Tax credits benefitting renewable energy, railroads and other industries could get a new lease on life as lawmakers eye end-of-the-year legislation including a massive spending package they’re racing to finish before another government shutdown.
President Donald Trump’s signature on a stopgap bill Thursday has bought congressional negotiators until Dec. 20 to hammer out a broad spending deal. Some of the tax credits lawmakers are likely to consider in the final weeks of the year include those helping subsidize solar and wind energy production, renewable energy storage and track maintenance for short-line railroads.

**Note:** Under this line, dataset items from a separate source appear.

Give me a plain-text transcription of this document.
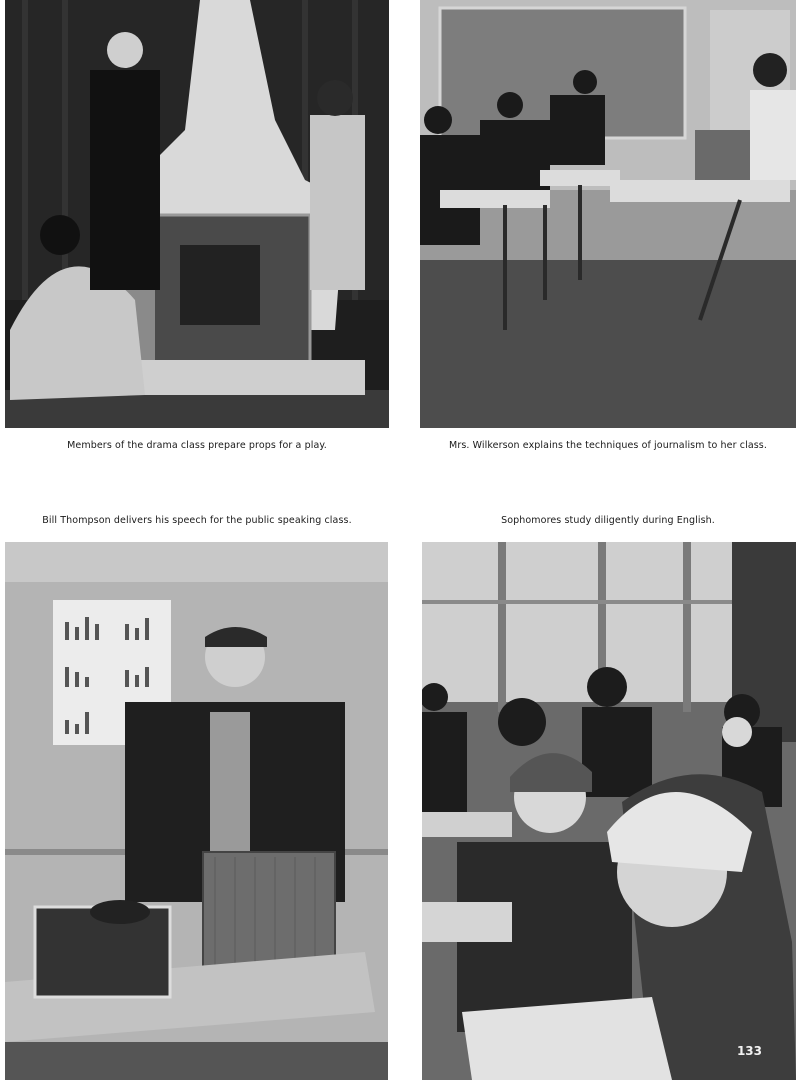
Members of the drama class prepare props for a play.	Mrs. Wilkerson explains the techniques of journalism to her class.
Bill Thompson delivers his speech for the public speaking class.	Sophomores study diligently during English.
133
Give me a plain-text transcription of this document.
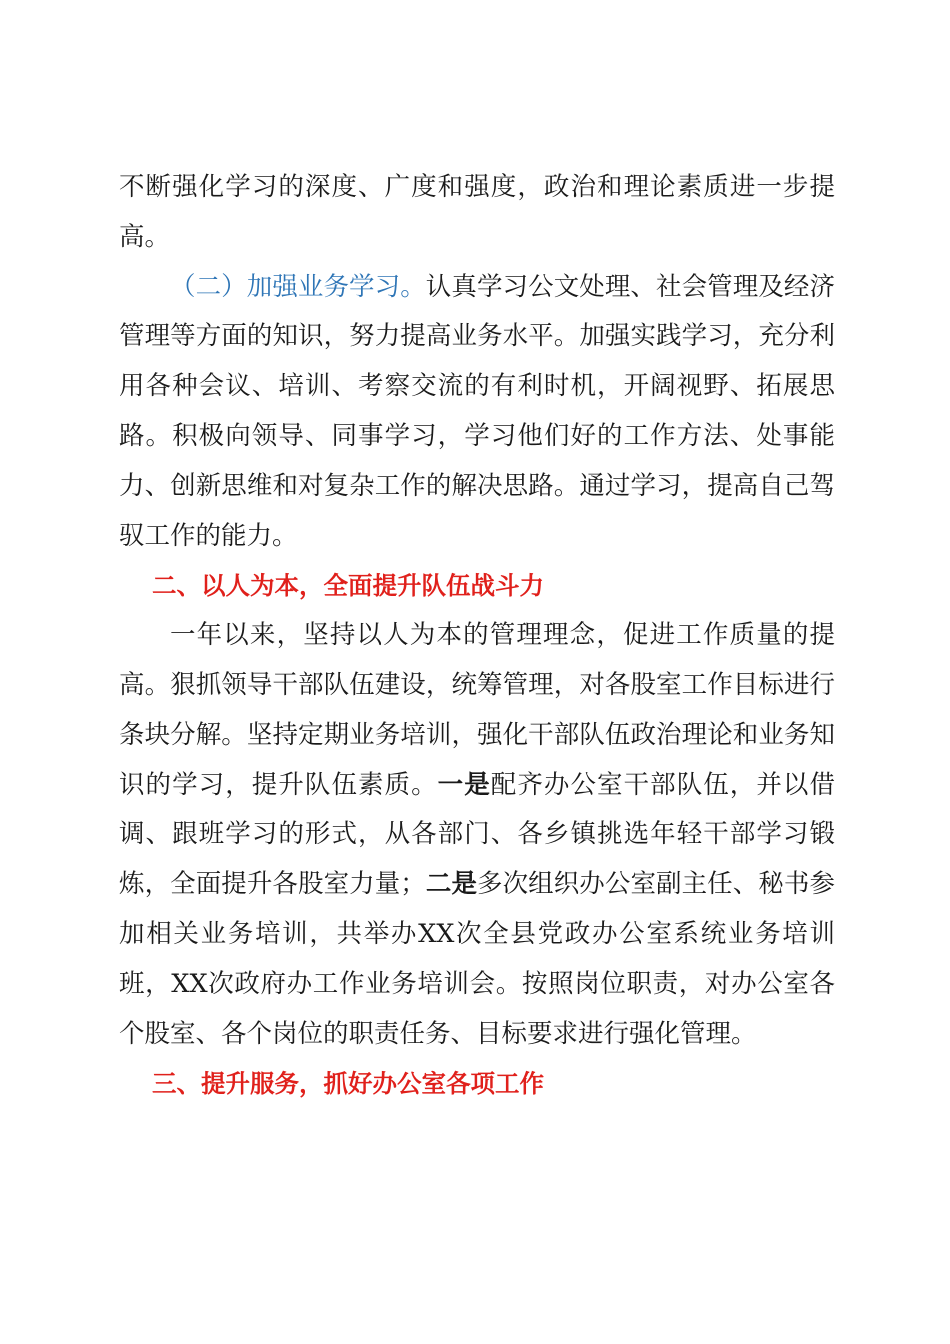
不断强化学习的深度、广度和强度，政治和理论素质进一步提高。

（二）加强业务学习。认真学习公文处理、社会管理及经济管理等方面的知识，努力提高业务水平。加强实践学习，充分利用各种会议、培训、考察交流的有利时机，开阔视野、拓展思路。积极向领导、同事学习，学习他们好的工作方法、处事能力、创新思维和对复杂工作的解决思路。通过学习，提高自己驾驭工作的能力。

二、以人为本，全面提升队伍战斗力

一年以来，坚持以人为本的管理理念，促进工作质量的提高。狠抓领导干部队伍建设，统筹管理，对各股室工作目标进行条块分解。坚持定期业务培训，强化干部队伍政治理论和业务知识的学习，提升队伍素质。一是配齐办公室干部队伍，并以借调、跟班学习的形式，从各部门、各乡镇挑选年轻干部学习锻炼，全面提升各股室力量；二是多次组织办公室副主任、秘书参加相关业务培训，共举办XX次全县党政办公室系统业务培训班，XX次政府办工作业务培训会。按照岗位职责，对办公室各个股室、各个岗位的职责任务、目标要求进行强化管理。

三、提升服务，抓好办公室各项工作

The rail tax credit, commonly referred to as 45G, has been renewed five times but expired in 2017. It has “allowed short lines to privately invest over $4 billion since its inception,” according to the American Short Line and Regional Railroad Association.
“That is very likely to get passed and historically has been passed,” said James Lucier, a managing director at Capital Alpha Partners. The credit has attracted a lot of bipartisan support, said Lucier, because it benefits 48 states.
Energy credits could also make it into a year-end deal, says Robert Cowin, director of government affairs at the Union of Concerned Scientists.
House Democrats earlier this week proposed extending a number of expiring energy provisions, and added a handful of new ones in a bill dubbed the Growing Renewable Energy and Efficiency Now (GREEN) Act.
An investment tax credit currently in place allows deducting 30% of the cost of installing solar panels from federal taxes. That’s set to decrease to 26% on Jan. 1 and continue to level off to 10% for utility and commercial projects and expire for residential ones.
The GREEN Act calls for an extension of the credit through 2026 and an expansion to include energy storage technology. Also, the bill would keep a 60% deduction for onshore wind projects — set to expire this year — in place for five years.
“There’s a lot of bipartisan support for the energy storage and wind production tax credit mainly because they don’t cost a lot and are very easy to go along with,” Cowin told MarketWatch.
Neither Cowin nor Kelly Speakes-Backman, chief executive officer of the Energy Storage Association, expect the GREEN Act to pass in its entirety before Congress retreats for the holidays.
“I think there is an opportunity to take limited things from the GREEN Act into consideration,” Speakes-Backman told MarketWatch. “The more the ITC is included in different bills means it’s a priority in the Senate and the House,” she added.
Earlier this week Republican Sen. Charles Grassley, who serves as the Senate Finance Committee chairman, met with Democratic House Ways and Means Committee Chairman Richard Neal to discuss tax extenders.
Grassley called the meeting “very productive,” and said he’d signal Senate negotiators to “embolden them to be more aggressive and to reach an agreement,” according to a Roll Call report.